The issue is that organizations don’t have the requisite talent to secure their CNI. Indeed, those entities are just as subject to the cybersecurity skills gap as are organizations in other sectors. That skills gap isn’t getting any better, either. In a study conducted by Dimensional Research, Tripwire learned that 83% of security experts felt more overworked going into 2020 than they did the previous year. Approximately the same percentage of respondents (82%) said that their organizations were understaffed, with 85% of survey participants noting that finding the right expertise had become more difficult over the past few years. With fewer security experts, organizations are more likely to find themselves in a position of reacting to security incidents rather than detecting them.

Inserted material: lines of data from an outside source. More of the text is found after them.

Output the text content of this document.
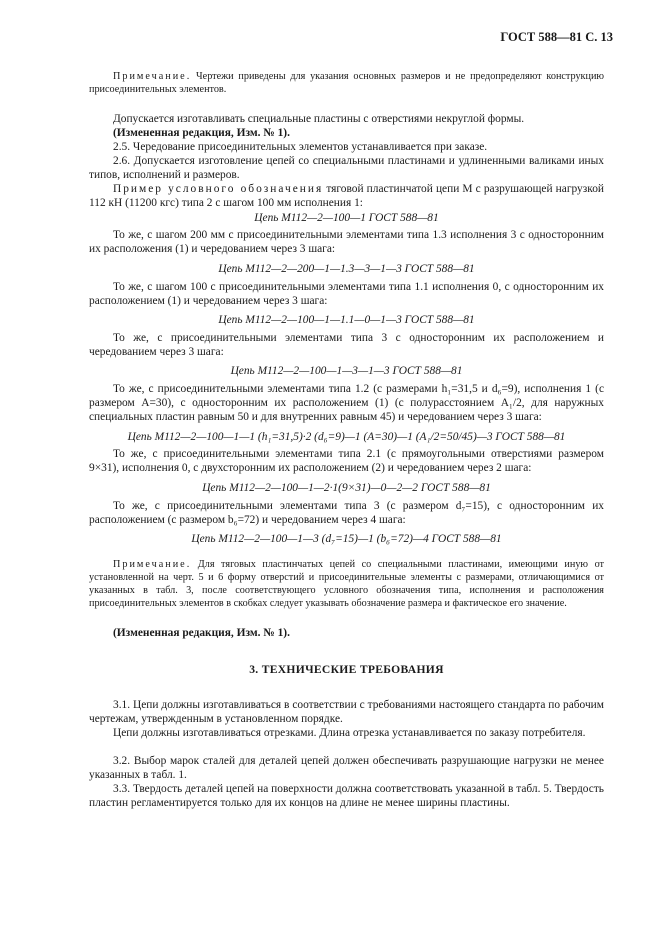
ГОСТ 588—81 С. 13
Примечание. Чертежи приведены для указания основных размеров и не предопределяют конструкцию присоединительных элементов.
Допускается изготавливать специальные пластины с отверстиями некруглой формы.
(Измененная редакция, Изм. № 1).
2.5. Чередование присоединительных элементов устанавливается при заказе.
2.6. Допускается изготовление цепей со специальными пластинами и удлиненными валиками иных типов, исполнений и размеров.
Пример условного обозначения тяговой пластинчатой цепи М с разрушающей нагрузкой 112 кН (11200 кгс) типа 2 с шагом 100 мм исполнения 1:
Цепь М112—2—100—1 ГОСТ 588—81
То же, с шагом 200 мм с присоединительными элементами типа 1.3 исполнения 3 с односторонним их расположения (1) и чередованием через 3 шага:
Цепь М112—2—200—1—1.3—3—1—3 ГОСТ 588—81
То же, с шагом 100 с присоединительными элементами типа 1.1 исполнения 0, с односторонним их расположением (1) и чередованием через 3 шага:
Цепь М112—2—100—1—1.1—0—1—3 ГОСТ 588—81
То же, с присоединительными элементами типа 3 с односторонним их расположением и чередованием через 3 шага:
Цепь М112—2—100—1—3—1—3 ГОСТ 588—81
То же, с присоединительными элементами типа 1.2 (с размерами h₁=31,5 и d₆=9), исполнения 1 (с размером А=30), с односторонним их расположением (1) (с полурасстоянием А₁/2, для наружных специальных пластин равным 50 и для внутренних равным 45) и чередованием через 3 шага:
Цепь М112—2—100—1—1 (h₁=31,5)·2 (d₆=9)—1 (А=30)—1 (А₁/2=50/45)—3 ГОСТ 588—81
То же, с присоединительными элементами типа 2.1 (с прямоугольными отверстиями размером 9×31), исполнения 0, с двухсторонним их расположением (2) и чередованием через 2 шага:
Цепь М112—2—100—1—2·1(9×31)—0—2—2 ГОСТ 588—81
То же, с присоединительными элементами типа 3 (с размером d₇=15), с односторонним их расположением (с размером b₆=72) и чередованием через 4 шага:
Цепь М112—2—100—1—3 (d₇=15)—1 (b₆=72)—4 ГОСТ 588—81
Примечание. Для тяговых пластинчатых цепей со специальными пластинами, имеющими иную от установленной на черт. 5 и 6 форму отверстий и присоединительные элементы с размерами, отличающимися от указанных в табл. 3, после соответствующего условного обозначения типа, исполнения и расположения присоединительных элементов в скобках следует указывать обозначение размера и фактическое его значение.
(Измененная редакция, Изм. № 1).
3. ТЕХНИЧЕСКИЕ ТРЕБОВАНИЯ
3.1. Цепи должны изготавливаться в соответствии с требованиями настоящего стандарта по рабочим чертежам, утвержденным в установленном порядке.
Цепи должны изготавливаться отрезками. Длина отрезка устанавливается по заказу потребителя.
3.2. Выбор марок сталей для деталей цепей должен обеспечивать разрушающие нагрузки не менее указанных в табл. 1.
3.3. Твердость деталей цепей на поверхности должна соответствовать указанной в табл. 5. Твердость пластин регламентируется только для их концов на длине не менее ширины пластины.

5)   Situational Awareness

All of the above highlights the need for organizations to be proactive about their ICS security. They need to be able to monitor their industrial environments for threats and spot them before they begin to wreak havoc on their CNI devices. They need to watch for digital attacks using their legacy systems against them in order to produce a disruption and/or move laterally to other parts of their environments. And they need to do so with solutions that compensate for the lack of security personnel in their ranks. In other words, they need the situational awareness to strengthen the security of their industrial networks.

No Problems, Only Solutions

Tripwire helps organizations to address these challenges with its ICS security solutions. These tools compensate for the OT cybersecurity skills gap, as they rely on Tripwire’s professional services like ExpertOps to conduct vulnerability assessments of their industrial environments. Using those findings, they then monitor the network and systems for potential problems, including signs of malicious actors exploiting vulnerabilities within a legacy system.

Through its Tripwire Industrial Visibility (TIV) offering, Tripwire provides coverage for the entire OSI/Purdue Model. TIV specifically covers Layers 0-3 in the OSI/Purdue Model, with Tripwire Enterprise and Tripwire IP360 helping to protect Layers 4 and 5. Simultaneously, Tripwire Log Center provides coverage for all layers. Tripwire Solutions also help organizations adhere to such compliance requirements like NERC CIP, NIST, CIS, IEC62443, NIS/CAF Directive and many more.